In looking into this, let us begin with synchronous motor/generators as they conventionally run. Ordinarily, a synchronous motor operates such that the magnetic poles of the rotating field windings appear “pulled along” via magnetic attraction to the opposite polarity poles of the stator magnetic field. Perhaps the defining characteristic of this conventional “attractive mode” of operation would be that the Back Voltage (or Back EMF) induced by the magnetic flux of the rotor poles works so as to oppose the very current components which keep motor torque ‘up to snuff’ under loaded operating conditions. In fact, this very opposition accounts for how “Conservation of Energy” considerations remain balanced in these conventional modes of operation.
Alternatively, if we consider a synchronous machine set up to run in a “pushing-mode” - with stator north-poles repelling rotor north-poles (and south-poles repelling south-poles) - whole new vistas open up. The rotor-field induced portion of the machine voltage appears aligned (as a phasor voltage) such that, under intelligent design conditions, it can actually cooperate in producing stator-currents which increase available machine torque.
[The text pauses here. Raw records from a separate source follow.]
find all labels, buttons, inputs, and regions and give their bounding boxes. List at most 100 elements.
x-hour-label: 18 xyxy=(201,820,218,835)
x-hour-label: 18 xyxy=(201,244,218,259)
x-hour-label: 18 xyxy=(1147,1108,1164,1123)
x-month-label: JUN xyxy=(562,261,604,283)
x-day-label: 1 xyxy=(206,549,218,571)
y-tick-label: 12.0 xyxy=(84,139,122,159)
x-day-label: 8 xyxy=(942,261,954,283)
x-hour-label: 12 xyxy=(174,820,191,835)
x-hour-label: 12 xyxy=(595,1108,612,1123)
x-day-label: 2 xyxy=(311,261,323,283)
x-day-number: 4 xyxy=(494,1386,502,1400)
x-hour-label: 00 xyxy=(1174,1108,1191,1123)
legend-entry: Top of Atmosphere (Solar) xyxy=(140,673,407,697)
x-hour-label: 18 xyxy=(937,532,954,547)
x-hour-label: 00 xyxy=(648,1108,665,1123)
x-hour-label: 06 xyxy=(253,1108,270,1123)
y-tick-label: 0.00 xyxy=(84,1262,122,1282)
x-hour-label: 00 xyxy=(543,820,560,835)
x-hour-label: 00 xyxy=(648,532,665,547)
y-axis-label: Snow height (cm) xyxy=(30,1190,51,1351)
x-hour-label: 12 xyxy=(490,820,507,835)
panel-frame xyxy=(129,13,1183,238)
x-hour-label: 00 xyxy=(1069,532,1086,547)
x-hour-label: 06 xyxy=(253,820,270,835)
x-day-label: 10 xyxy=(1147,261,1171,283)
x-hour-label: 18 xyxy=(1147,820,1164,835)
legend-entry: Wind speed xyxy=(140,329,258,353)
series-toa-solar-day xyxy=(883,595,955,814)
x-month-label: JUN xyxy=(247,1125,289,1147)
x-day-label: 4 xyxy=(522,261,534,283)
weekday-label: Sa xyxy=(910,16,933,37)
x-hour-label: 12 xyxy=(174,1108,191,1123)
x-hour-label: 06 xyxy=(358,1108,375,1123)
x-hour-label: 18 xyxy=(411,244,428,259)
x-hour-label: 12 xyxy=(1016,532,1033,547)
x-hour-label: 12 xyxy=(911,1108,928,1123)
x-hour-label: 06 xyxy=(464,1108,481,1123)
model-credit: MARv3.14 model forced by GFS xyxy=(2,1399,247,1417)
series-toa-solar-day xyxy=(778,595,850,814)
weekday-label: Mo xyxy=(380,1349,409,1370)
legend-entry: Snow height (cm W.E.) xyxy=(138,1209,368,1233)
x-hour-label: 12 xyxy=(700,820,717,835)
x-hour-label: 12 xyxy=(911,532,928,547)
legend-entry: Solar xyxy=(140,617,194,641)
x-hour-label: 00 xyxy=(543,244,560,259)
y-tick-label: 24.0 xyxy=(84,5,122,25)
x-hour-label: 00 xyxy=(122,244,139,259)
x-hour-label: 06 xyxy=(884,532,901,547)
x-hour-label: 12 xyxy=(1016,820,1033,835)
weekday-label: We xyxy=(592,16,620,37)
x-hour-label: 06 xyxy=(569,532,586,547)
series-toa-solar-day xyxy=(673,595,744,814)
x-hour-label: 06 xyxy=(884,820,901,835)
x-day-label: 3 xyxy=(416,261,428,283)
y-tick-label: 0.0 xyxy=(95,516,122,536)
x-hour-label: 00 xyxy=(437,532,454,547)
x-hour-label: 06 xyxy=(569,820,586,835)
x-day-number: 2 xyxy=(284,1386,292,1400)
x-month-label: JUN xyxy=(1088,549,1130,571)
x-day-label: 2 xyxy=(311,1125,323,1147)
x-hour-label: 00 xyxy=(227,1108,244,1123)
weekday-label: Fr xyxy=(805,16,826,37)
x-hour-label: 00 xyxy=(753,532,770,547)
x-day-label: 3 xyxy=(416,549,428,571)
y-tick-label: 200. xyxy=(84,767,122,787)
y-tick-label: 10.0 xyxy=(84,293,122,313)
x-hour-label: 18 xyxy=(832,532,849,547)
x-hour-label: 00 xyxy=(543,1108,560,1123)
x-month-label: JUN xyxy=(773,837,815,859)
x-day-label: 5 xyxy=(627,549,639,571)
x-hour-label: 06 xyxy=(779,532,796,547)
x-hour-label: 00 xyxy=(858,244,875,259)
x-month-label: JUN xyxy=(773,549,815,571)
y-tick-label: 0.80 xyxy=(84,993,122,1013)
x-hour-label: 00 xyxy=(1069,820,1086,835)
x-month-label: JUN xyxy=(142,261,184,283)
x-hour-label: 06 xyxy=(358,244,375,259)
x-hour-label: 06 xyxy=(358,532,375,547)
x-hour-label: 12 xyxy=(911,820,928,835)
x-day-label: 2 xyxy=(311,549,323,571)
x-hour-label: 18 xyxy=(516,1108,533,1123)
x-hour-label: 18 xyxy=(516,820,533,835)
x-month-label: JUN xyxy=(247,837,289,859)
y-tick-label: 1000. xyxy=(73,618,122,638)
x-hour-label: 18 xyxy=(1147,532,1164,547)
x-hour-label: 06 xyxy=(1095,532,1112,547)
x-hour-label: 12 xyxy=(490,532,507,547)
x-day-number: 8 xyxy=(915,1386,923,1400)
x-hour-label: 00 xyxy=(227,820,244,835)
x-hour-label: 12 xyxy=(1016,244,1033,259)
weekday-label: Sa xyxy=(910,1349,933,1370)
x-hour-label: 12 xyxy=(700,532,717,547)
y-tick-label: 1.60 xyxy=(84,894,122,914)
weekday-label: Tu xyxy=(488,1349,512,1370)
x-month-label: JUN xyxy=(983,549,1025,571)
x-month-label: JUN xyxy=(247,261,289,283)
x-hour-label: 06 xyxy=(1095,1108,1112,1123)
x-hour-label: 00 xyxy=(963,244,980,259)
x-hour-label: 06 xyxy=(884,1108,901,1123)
With the traditional “Back EMF” now working to “help” (rather than “hurt”) system performance, design considerations include taking precautions to ensure that, at large RPM, increased machine inductive reactance works to shift operation toward more conservative configurations. Thus, rather than providing direct opposition to the flow of such positive-torque inducing currents (such as in the conventional mode of synchronous machine operation), investigation of the “slipped-pole” configuration may allow for design and implimentation of over-unity motor-generator pairs readily compatible with the power generation and distribution system currently in place.